Fascia in Fitness: The 1 Arm KB Swing Snatch To Improve Your Yoga Practice
Most of you will all be wondering why I have chosen to feature a complex strength exercise on a Yoga Blog site, but it is because, as a yoga practitioner and avid student in the art of movement, I have come to appreciate the common similarities between strength and grace. It all boils down to intention and state of mind. Over the past several years, I have focused my attention and intention on implementing different tools into my Yoga/Movement morning practice and I have found that a few specific exercises stand out. Some include patterns with a light club bell and others with a light kettle bell.
Understanding the importance load and strength have towards optimal vitality can help you adapt, become more versatile and more agile in many traditional yoga postures. The 1 Arm KB Swing Snatch can be a great tool for developing more strength for inversions, hand stands and isomeric, static postures in the overhead and mid range positions.
Today, I would like to feature a few of those movements; one in particular – the 1 Arm KB Swing Snatch.
The KB swing to snatch is a fundamental exercise in building strength endurance, but did you know that it is also a great exercise tool for strengthening your fascia system? The KB snatch requires a certain level of precision as there must be the availability of both tension and relaxation for the the acceleration and deceleration phases to move optimally. Below is a step by step approach to ensuring the health and safety of implementing this beautiful exercise into your strength/endurance routine. Or if you are like me, just adding a few reps per day into my daily movement practice.

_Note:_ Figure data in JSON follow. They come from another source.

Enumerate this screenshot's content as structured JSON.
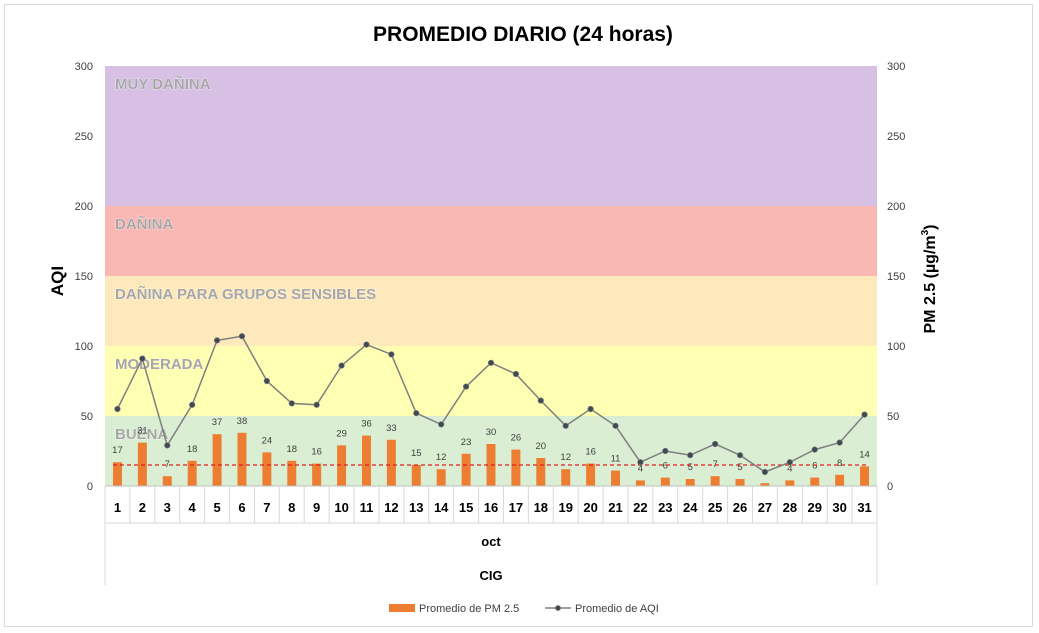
{
  "chart_data": {
    "type": "bar",
    "title": "PROMEDIO DIARIO (24 horas)",
    "ylabel": "AQI",
    "y2label_main": "PM 2.5 (µg/m",
    "y2label_sup": "3",
    "y2label_close": ")",
    "ylim": [
      0,
      300
    ],
    "y2lim": [
      0,
      300
    ],
    "yticks": [
      0,
      50,
      100,
      150,
      200,
      250,
      300
    ],
    "categories": [
      "1",
      "2",
      "3",
      "4",
      "5",
      "6",
      "7",
      "8",
      "9",
      "10",
      "11",
      "12",
      "13",
      "14",
      "15",
      "16",
      "17",
      "18",
      "19",
      "20",
      "21",
      "22",
      "23",
      "24",
      "25",
      "26",
      "27",
      "28",
      "29",
      "30",
      "31"
    ],
    "xlabel_month": "oct",
    "xlabel_site": "CIG",
    "series": [
      {
        "name": "Promedio de PM 2.5",
        "kind": "bar",
        "color": "#ed7d31",
        "values": [
          17,
          31,
          7,
          18,
          37,
          38,
          24,
          18,
          16,
          29,
          36,
          33,
          15,
          12,
          23,
          30,
          26,
          20,
          12,
          16,
          11,
          4,
          6,
          5,
          7,
          5,
          2,
          4,
          6,
          8,
          14
        ],
        "labels": [
          "17",
          "31",
          "7",
          "18",
          "37",
          "38",
          "24",
          "18",
          "16",
          "29",
          "36",
          "33",
          "15",
          "12",
          "23",
          "30",
          "26",
          "20",
          "12",
          "16",
          "11",
          "4",
          "6",
          "5",
          "7",
          "5",
          "",
          "4",
          "6",
          "8",
          "14"
        ]
      },
      {
        "name": "Promedio de AQI",
        "kind": "line",
        "color": "#7f7f7f",
        "values": [
          55,
          91,
          29,
          58,
          104,
          107,
          75,
          59,
          58,
          86,
          101,
          94,
          52,
          44,
          71,
          88,
          80,
          61,
          43,
          55,
          43,
          17,
          25,
          22,
          30,
          22,
          10,
          17,
          26,
          31,
          51
        ]
      }
    ],
    "reference_line": {
      "value": 15,
      "color": "#e02020"
    },
    "bands": [
      {
        "label": "BUENA",
        "from": 0,
        "to": 50,
        "color": "#d9eed3"
      },
      {
        "label": "MODERADA",
        "from": 50,
        "to": 100,
        "color": "#ffffb3"
      },
      {
        "label": "DAÑINA PARA GRUPOS SENSIBLES",
        "from": 100,
        "to": 150,
        "color": "#fde9bc"
      },
      {
        "label": "DAÑINA",
        "from": 150,
        "to": 200,
        "color": "#f9b8b3"
      },
      {
        "label": "MUY DAÑINA",
        "from": 200,
        "to": 300,
        "color": "#d7c0e3"
      }
    ],
    "grid": false,
    "legend_position": "bottom"
  }
}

The Exercise: The 1 Arm KB Snatch
1. Screen: Establishing a baseline for this exercise is critical to ensure shoulder health and minimizing risk. Ensure that the client has adequate shoulder mobility first, as well as thoracic mobility.
- Screen 1: Shoulder mobility screen – The FMS Shoulder Mobility Screen or Apley Scratch Test is a great test to ensure a client has optimal movement at the shoulder. Checkout the Functional Movement Systems for their shoulder mobility screens.
- Screen 2: Lumbar Lock Thoracic Spine Screen – This test can ensure the client has adequate mobility and symmetry in their t-spine. Because of the single arm rotational stress this applies to the spine and shoulders, you want to ensure the client has the avaliable range first. Checkout this video: https://youtu.be/7OHMFPVZYOI
2. Mobilize: Choose appropriate mobility drill based on the screening. The T Spine Rotations Bow and Arrow is a great option. Checkout this video for variations on this drill.
3. Stabilize: Choose a stability drill that can offer versatility and reflexive control. A corrective approach to the TGU is a great option. Breaking down the posts can help build stability of the shoulder and postural muscles by offering a variety of loaded positions. Check out our blog piece here for a full breakdown.
The value of the aacceleration phase offers immense benefits in driving power from the ground up. The hip drive engages the posterior chain, but also promotes extension, under tension of the deep front line and spiral line; while simotaneously counter balancing rotation of the load. Much like winding up a spring and stacking the joints, the deceleration phase then unwinds the spring by elogating the tissue while still under tension.
The value of the deceleration phase offers immense benefits in eccentric strength endurance; specifically benefiting the deep back line and spiral line; while simultaneously creating a level of relaxation under tension as you move from the stacking of the joints into unwinding the natural spiral/rotation we can see in the follow through. This also gives the tissue time to transition back into the winding up, acceleration phase for the next rep.
6. What are the benefits for training the fascia system: Train the tissue, and by tissue we mean fascia. The benefits are endless and can enhance your traditional yoga practice.
- Specific training can enhance the fascial elasticity essential to systemic resilience. Think whole systems integration.
- The fascia system responds better to variation than to repetitive programs.
- Proximal Inhibition can offer additional elongation benefits to activate the stretch reflex. Letting the more distal parts of the body follow in sequence, much like an elastic pendulum.
- Complex movements require reflexive control and adaptation.
- The fascial system is far more innervated than muscle tissue, this offers immense benefits to improved body awareness and opportunity for bio feedback.